Hasta el momento, todo se andará, estas trillizas no confluyen. La última partía donde se entrecruzan las calles de Ercilla y Camil Oliveras, tranquilas y de continua curvatura, hermanas de zigzagueo y no tan rotundas en su vertiginosa pendiente si la comparamos con la de Llobet i Vall-Llosera, nuestro particular San Francisco sin Steve Mc Queen, donde la Guineu se deslizaba para mirar de soslayo la plaça Catalana, una rotonda demasiado poco ponderada y muestra del desastre para con la pequeña Historia barcelonesa. La podemos admirar desde hace más de una centuria; aun así estamos en 2021 nadie ha podido averiguar quién diseñó la fuente, surtida por una mina de agua, capada durante el Franquismo por aquello de hablar en cristiano y esencial al ser una una quíntuple lanzadera hacia Llobet i Vall-Llosera, Mascaró, Amílcar y en doble sentido hacia Verge de Montserrat, por donde volvía a pasar el torrente hasta coincidir con Varsovia y abrazar la frondosa plaça del Guinardó, penúltimo jalón antes de dominar el carrer d’Anna María Martinez, hasta abril de 2009 passatge de l’Agregació, en referencia a las anexiones barcelonesas de 1897, cuyo recuerdo se perpetua en la homónima calle, también con salida desde esta ágora desnivelada por los caprichos del arroyo.

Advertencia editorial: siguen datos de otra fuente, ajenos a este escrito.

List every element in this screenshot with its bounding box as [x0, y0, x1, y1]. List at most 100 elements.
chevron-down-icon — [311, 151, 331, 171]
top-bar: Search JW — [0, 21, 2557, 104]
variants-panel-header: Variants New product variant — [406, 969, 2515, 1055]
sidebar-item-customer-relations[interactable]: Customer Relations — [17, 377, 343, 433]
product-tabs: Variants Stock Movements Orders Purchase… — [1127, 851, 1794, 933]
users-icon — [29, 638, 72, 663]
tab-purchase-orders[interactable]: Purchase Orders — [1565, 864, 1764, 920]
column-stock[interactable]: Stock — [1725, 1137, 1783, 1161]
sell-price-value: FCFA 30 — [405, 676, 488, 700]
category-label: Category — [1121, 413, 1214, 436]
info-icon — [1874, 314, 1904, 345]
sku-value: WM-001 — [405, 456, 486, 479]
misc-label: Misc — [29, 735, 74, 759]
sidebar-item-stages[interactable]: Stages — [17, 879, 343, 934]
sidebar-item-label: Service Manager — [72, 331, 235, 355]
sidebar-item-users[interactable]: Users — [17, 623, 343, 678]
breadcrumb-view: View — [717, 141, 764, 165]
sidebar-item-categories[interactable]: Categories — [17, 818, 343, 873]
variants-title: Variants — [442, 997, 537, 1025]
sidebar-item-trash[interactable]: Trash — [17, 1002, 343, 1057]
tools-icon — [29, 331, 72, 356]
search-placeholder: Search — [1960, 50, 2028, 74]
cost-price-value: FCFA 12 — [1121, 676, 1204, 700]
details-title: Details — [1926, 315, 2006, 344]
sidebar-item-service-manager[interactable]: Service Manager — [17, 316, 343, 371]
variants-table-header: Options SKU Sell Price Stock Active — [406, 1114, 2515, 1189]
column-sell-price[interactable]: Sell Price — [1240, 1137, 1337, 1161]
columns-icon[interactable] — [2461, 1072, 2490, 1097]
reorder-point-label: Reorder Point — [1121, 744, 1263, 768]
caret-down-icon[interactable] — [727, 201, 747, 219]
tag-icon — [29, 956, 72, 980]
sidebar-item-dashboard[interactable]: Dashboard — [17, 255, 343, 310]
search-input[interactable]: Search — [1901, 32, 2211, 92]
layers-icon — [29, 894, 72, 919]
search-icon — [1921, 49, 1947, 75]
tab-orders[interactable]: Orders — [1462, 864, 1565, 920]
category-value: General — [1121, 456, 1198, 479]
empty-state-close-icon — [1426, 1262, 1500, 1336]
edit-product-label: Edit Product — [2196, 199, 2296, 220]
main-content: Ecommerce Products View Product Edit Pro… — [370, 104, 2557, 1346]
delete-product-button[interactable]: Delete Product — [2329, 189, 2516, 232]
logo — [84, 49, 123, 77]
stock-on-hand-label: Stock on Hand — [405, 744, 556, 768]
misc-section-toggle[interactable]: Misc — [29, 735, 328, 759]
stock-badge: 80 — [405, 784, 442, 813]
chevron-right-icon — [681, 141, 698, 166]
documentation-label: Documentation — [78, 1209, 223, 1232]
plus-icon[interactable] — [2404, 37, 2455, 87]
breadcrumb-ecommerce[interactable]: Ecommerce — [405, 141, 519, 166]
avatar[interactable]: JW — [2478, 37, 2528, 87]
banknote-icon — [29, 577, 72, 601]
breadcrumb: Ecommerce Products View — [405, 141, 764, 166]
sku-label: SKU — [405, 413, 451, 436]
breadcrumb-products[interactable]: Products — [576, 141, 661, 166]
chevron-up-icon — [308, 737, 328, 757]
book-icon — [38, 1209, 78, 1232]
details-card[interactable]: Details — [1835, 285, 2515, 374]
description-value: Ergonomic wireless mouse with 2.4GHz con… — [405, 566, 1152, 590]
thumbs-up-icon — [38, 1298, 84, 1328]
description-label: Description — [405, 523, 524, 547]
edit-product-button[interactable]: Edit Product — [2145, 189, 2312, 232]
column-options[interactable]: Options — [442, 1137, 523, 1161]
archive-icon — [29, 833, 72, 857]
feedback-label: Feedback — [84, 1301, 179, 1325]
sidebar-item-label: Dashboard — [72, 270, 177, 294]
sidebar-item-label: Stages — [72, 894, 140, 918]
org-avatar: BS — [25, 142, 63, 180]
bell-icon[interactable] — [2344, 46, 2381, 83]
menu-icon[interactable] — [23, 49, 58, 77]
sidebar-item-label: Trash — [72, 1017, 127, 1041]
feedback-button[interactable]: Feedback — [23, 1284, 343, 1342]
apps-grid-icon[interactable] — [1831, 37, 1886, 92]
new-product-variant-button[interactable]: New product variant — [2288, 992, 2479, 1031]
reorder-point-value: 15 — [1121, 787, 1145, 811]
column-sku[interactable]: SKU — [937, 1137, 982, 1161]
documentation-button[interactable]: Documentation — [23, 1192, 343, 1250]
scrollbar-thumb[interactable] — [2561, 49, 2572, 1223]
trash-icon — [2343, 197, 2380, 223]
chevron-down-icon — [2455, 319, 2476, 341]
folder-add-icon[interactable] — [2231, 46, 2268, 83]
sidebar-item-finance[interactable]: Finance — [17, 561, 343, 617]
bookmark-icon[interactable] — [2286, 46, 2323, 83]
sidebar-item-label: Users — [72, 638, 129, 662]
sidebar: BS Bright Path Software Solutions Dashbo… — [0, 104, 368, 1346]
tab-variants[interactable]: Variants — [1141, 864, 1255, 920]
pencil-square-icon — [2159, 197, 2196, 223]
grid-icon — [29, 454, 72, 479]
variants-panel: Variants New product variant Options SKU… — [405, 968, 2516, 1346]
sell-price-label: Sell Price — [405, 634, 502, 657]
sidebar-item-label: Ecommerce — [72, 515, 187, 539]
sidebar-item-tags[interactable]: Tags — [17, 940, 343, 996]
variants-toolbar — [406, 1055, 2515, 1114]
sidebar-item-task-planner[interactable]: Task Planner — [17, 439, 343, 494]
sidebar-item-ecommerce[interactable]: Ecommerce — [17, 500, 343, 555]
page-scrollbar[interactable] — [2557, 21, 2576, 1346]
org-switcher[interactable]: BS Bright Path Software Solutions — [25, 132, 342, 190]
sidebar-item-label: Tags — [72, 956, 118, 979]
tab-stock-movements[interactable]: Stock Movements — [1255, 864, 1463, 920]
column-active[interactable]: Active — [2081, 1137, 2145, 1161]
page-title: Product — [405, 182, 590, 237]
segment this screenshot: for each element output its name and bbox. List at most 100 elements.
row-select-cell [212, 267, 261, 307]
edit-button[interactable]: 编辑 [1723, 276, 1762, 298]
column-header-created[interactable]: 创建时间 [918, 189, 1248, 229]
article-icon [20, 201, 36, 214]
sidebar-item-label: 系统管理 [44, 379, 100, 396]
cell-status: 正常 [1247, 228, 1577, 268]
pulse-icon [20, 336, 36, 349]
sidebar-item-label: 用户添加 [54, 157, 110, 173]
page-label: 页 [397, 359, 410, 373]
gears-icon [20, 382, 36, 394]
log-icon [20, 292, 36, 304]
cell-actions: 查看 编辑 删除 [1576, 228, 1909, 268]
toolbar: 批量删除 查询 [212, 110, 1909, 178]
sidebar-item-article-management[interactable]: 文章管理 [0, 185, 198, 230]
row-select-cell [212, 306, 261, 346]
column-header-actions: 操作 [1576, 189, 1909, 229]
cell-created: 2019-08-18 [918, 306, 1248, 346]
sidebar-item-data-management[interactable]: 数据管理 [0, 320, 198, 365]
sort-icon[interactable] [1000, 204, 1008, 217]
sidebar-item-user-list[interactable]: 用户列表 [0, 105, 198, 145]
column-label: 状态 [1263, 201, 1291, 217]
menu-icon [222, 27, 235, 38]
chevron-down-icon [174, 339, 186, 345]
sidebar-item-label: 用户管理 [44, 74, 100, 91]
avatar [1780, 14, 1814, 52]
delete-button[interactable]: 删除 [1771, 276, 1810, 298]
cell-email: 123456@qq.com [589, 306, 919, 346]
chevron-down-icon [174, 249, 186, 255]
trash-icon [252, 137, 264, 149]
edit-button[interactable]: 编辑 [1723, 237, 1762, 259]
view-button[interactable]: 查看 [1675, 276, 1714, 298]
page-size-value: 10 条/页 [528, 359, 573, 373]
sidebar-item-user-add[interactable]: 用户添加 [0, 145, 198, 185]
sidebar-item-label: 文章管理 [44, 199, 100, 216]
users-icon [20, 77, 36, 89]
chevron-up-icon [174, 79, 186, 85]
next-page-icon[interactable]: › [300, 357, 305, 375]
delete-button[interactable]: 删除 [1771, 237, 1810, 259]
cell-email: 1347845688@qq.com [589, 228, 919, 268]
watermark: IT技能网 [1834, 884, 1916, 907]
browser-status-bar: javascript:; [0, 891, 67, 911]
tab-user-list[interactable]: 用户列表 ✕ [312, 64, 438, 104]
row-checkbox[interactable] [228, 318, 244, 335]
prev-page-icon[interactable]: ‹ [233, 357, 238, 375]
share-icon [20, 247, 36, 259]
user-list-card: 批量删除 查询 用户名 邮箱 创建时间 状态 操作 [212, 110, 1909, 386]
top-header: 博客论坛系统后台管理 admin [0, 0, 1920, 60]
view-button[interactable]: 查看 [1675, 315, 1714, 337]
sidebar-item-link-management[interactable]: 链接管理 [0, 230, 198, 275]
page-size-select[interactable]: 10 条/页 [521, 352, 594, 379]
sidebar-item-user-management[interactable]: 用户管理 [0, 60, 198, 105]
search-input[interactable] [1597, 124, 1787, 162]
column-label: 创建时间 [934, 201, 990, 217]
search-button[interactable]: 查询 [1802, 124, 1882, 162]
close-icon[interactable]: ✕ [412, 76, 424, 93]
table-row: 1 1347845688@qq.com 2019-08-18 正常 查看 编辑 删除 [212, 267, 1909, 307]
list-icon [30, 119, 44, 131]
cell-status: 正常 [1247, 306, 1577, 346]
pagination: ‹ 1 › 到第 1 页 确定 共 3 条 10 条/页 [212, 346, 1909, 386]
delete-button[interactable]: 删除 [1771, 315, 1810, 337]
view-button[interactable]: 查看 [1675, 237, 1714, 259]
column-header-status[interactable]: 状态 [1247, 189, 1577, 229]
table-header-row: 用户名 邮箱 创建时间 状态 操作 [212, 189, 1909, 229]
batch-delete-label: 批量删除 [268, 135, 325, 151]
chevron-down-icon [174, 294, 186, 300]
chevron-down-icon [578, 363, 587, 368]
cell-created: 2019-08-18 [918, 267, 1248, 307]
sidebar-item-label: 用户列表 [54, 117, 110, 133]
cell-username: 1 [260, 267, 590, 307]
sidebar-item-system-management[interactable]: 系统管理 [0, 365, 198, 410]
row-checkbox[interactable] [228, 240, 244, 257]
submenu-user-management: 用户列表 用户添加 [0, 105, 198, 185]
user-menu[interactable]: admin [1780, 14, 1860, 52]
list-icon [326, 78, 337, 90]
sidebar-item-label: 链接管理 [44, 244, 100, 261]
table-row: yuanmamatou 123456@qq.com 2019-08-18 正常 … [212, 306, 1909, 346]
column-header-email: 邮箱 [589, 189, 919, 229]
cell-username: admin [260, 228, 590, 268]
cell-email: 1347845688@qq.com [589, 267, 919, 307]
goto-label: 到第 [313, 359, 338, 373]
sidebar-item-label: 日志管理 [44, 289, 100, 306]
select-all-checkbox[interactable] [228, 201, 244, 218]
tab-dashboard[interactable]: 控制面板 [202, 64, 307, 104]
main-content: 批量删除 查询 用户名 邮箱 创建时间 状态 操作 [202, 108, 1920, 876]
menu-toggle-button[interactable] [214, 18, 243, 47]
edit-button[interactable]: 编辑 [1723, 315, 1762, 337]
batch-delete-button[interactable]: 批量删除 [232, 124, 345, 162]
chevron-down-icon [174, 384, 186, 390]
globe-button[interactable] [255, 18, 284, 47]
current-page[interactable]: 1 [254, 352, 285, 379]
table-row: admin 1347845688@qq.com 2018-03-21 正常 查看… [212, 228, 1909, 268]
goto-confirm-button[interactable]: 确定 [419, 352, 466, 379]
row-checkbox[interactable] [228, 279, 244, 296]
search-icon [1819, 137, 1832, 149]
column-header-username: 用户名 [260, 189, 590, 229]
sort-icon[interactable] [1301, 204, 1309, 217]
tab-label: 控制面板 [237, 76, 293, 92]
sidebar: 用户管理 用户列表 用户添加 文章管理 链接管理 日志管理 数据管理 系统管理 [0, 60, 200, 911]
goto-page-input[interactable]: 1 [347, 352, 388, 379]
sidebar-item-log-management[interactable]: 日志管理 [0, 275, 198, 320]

Quizá convenga recapitular sobre la dirección emprendida por esta santísima trinidad. El primer ramo del torrent de la Guineu, desde el parque, afrontaba su ruta paralelo al carrer de l’Art, y para entender cómo debía ser su ritmo basta alucinar con la pendiente asfaltada. El segundo, desde Sales i Ferré, aguardaba el instante de fusionarse con el tercero en rambla de la Muntanya con el extinto passatge de l’Agregació. La ronda del Guinardó, omnipresente como arteria con suficientes arrestos como partir el barrio en dos, no es obstáculo para reconocer el sitio del anudamiento, antesala de la alianza definitiva de la familia en la plaça de Carles Cardó, marcada por sus irregularidades orográficas, desvanecidas, como la masía de Can Vintró, a buen seguro agradecida por tanta profusión acuífera yéndose hacia el mar, su inevitable morir.